Children and Christmas presents: why avoid binge eating
Before satisfying all the requests of the children then, it is better to try to reflect on which ones may be indicated. Far from the positive effects of these Christmas festivities…
«There are specific investigations that have revealed the negative consequences of giving too many gifts to children – explains Dr. Molinari – me in fact, gifts are gestures and as such carry a teaching. Whether at Christmas or any other occasion, giving a child gifts message what you are likely to give is that what fills the relationship, time and space are just objects. This inevitably affects the psyche: the child will be led to seek those emotions that the object provokes in him, emotions that, no matter how soon they fade, will leave the need to switch to another object and generate a vicious circle. At the moment it is true that before so many gifts there is an explosion of happiness but then all that is missing is satiety».
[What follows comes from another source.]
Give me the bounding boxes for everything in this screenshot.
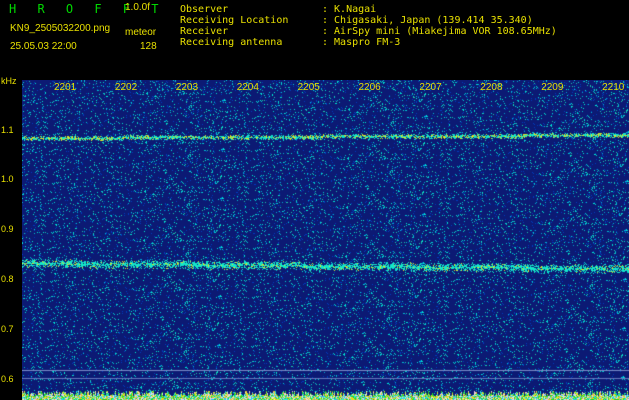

Many gifts but less self-esteem
Not only that, it seems there is one too. correlation between self-esteem/happiness and material possessions.
“Very often it is one inverse relationship. – specifies the expert – Children who have fewer material possessions but who can count on meaningful relationships with family and peers, very often have a higher level of self-esteem, and are more sensitive, disinterested, and prone to share. They also seem less jealous and less possessive. This is because they do not show selective binding to objects. Some people then demonstrate a greater ability to recognize the value of giving and greater empathy. If, on the contrary, you do not experience significant relationships and you remain tied to a single object finds it more difficult to relate to your own emotions most significant and with others. Especially in a delicate phase such as the one in which personal identity is structured.
Children and Christmas gifts: how to explain that you cannot receive everything
where to start then teach children that, at Christmas but not only, you can’t always get everything That do you want?
«The father, even at this time of year, has a fundamental role, that of being one guide and educate – explains Dr. Molinari – Leading to growth at the level, not only intellectual and moral but also emotional. A topic that is very dear to us today to respond to one of the greatest needs of our community: knowing how to recognize and be with our emotions and our emotional states. Often, the educational difficulty that parents experience is related to fear of not knowing how to manage the frustration and emotional states of children. So we must remember that the father should serve as a role model that offers moments and not objects».
«To favor the Christmas period as much as possible i moments of sharing – concludes the psychotherapist – cooking with the children, making decorations, preparing the tree… So then no words will be needed, but by doing so, you can show children what really matters».